The multifaceted genius (1939 – 2014)
Balanathan Benjamin Mahendran was born in a professor’s family in a village near Batticoala in Sri Lanka, but cineastes the world over knew him simply as Balu Mahendra. The cinematographer, writer, director and editor who gave a new dimension to South Indian cinema passed away on 13 February, 2014. A graduate from London, Balu was inspired to enter the world of the arc-lights after watching a live shoot of David Lean‘s classic The Bridge on the River Kwai in Sri Lanka, as a young lad. Emigrating to India as a callow youth with stars in his eyes, Balu enrolled himself for a cinematography course in the Film and Television Institute of India (FTII), Pune. There he also picked up the ropes in various departments of film making, including inter alia editing, script and story writing, direction etc. He passed out with a gold medal in cinematography and an abiding passion for realistic cinema, which was imbued in most of his films right up to his swansong Thalaimuraigal a touching story of the bonds of kinship between an aging grandfather and his young son. Balu who had never stepped in front of the camera played the main protagonist in the film with a great deal of conviction and won instant acclaim from critics and audiences alike. The film fetched him his sixth national award, posthumously, this time the Nargis Dutt Award for the Best Film on National Integration, a fitting finale to a career studded with awards and accolades.
It was the acclaimed Malayalam film maker Ramu Kariat who made the National Award winning film Chemmeen who first saw the spark in young Balu and entrusted him with the camera work for his film Nellu in 1971. Balu struck gold straightaway netting the Best Cinematography Award from the Government of Kerala. The film provided him a passport to the Malayalam film industry and he worked in several films like Prayanam, Chuvanna Sandhyagal and so on. But while handling the camera for these films Balu’s concentration remained on directing his own films. The opportunity came to him when he helmed the Kannada film Kokila starring a then relatively unknown Kamal Haasan.
The film won him his first National Award for Best Cinematography. In the meantime he also cranked the camera for films like Shankarabharanam in Telugu directed by K Viswanath, a memorable treatise on classical music and dance. Balu also wielded the camera for the debut films of Mani Ratnam Pallavi Anu Pallavi and Mahendran’s Mullum Malarum. His first foray as director in Tamil was Azhiyatha Kolangal loosely based on the Hollywood film Summer of 42. However Balu will be long remembered by Tamil audiences for his super duper hit Moondram Pirai. Among Balu Mahendra’s memorable works are films such as Olangal and Yaathra in Malayalam and Moodu Pani, Veedu, Sandhya Ragam, Vanna Vanna Pookal etc in Tamil. He flirted across genres and never shied away from remaking Hollywood films albeit with an Indian touch. He succeeded in making comedies like Rettaivaal Kuruvi, Sathi Leelavathi with Kamal Haasan and Julie Ganapathy with the Malayalam actor Jayaram and Saritha in the lead.
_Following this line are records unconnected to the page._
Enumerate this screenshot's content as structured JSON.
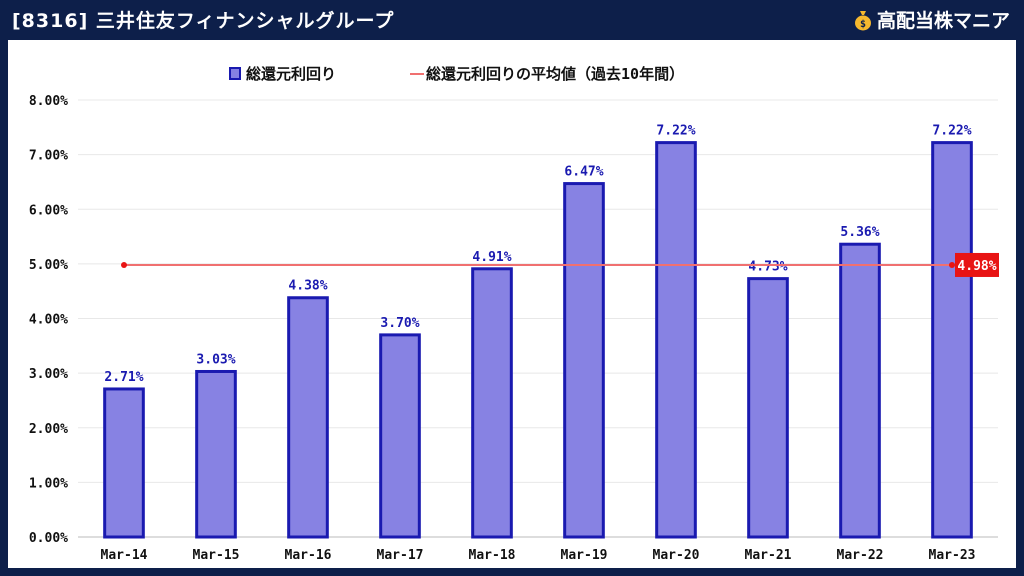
{
  "header": {
    "title": "[8316] 三井住友フィナンシャルグループ",
    "brand": "高配当株マニア",
    "brand_icon": "money-bag-icon"
  },
  "colors": {
    "background": "#0d1f4a",
    "bar_fill": "#8782e3",
    "bar_stroke": "#1a1ab0",
    "avg_line": "#f07070",
    "avg_label_bg": "#e81414",
    "data_label": "#1a1ab0"
  },
  "chart_data": {
    "type": "bar",
    "categories": [
      "Mar-14",
      "Mar-15",
      "Mar-16",
      "Mar-17",
      "Mar-18",
      "Mar-19",
      "Mar-20",
      "Mar-21",
      "Mar-22",
      "Mar-23"
    ],
    "series": [
      {
        "name": "総還元利回り",
        "values": [
          2.71,
          3.03,
          4.38,
          3.7,
          4.91,
          6.47,
          7.22,
          4.73,
          5.36,
          7.22
        ]
      }
    ],
    "data_labels": [
      "2.71%",
      "3.03%",
      "4.38%",
      "3.70%",
      "4.91%",
      "6.47%",
      "7.22%",
      "4.73%",
      "5.36%",
      "7.22%"
    ],
    "average": {
      "name": "総還元利回りの平均値（過去10年間）",
      "value": 4.98,
      "label": "4.98%"
    },
    "yticks": [
      "0.00%",
      "1.00%",
      "2.00%",
      "3.00%",
      "4.00%",
      "5.00%",
      "6.00%",
      "7.00%",
      "8.00%"
    ],
    "ylim": [
      0,
      8
    ],
    "grid": true,
    "legend_position": "top-center"
  }
}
After a few films that failed, Thalaimuraigal redeemed the director’s image as one of the finest film makers the country has seen. Music was to the fore in almost all his films and Balu found his muse in Ilaiyaraja who worked with him right from his first film to the last. With age catching on, Balu retreated to the sidelines but did well to establish an institute in Chennai titled Cinema Pattarai to train youngsters in such disciplines as cinematography, editing and direction.
Balu’s protégés Bala, Ameer, Vetrimaran, Ram, Seenu Ramaswamy among others are today the toast of the Tamil film industry and have all won laurels at the state and national level. As one who lived and breathed cinema, Balu Mahendra was always spoken of in the same breath as the Tamil film industry stalwarts like Balachander, Mahendran, Bharathiraaja and Mani Ratnam but remained a notch above all of them as he was a multifaceted genius.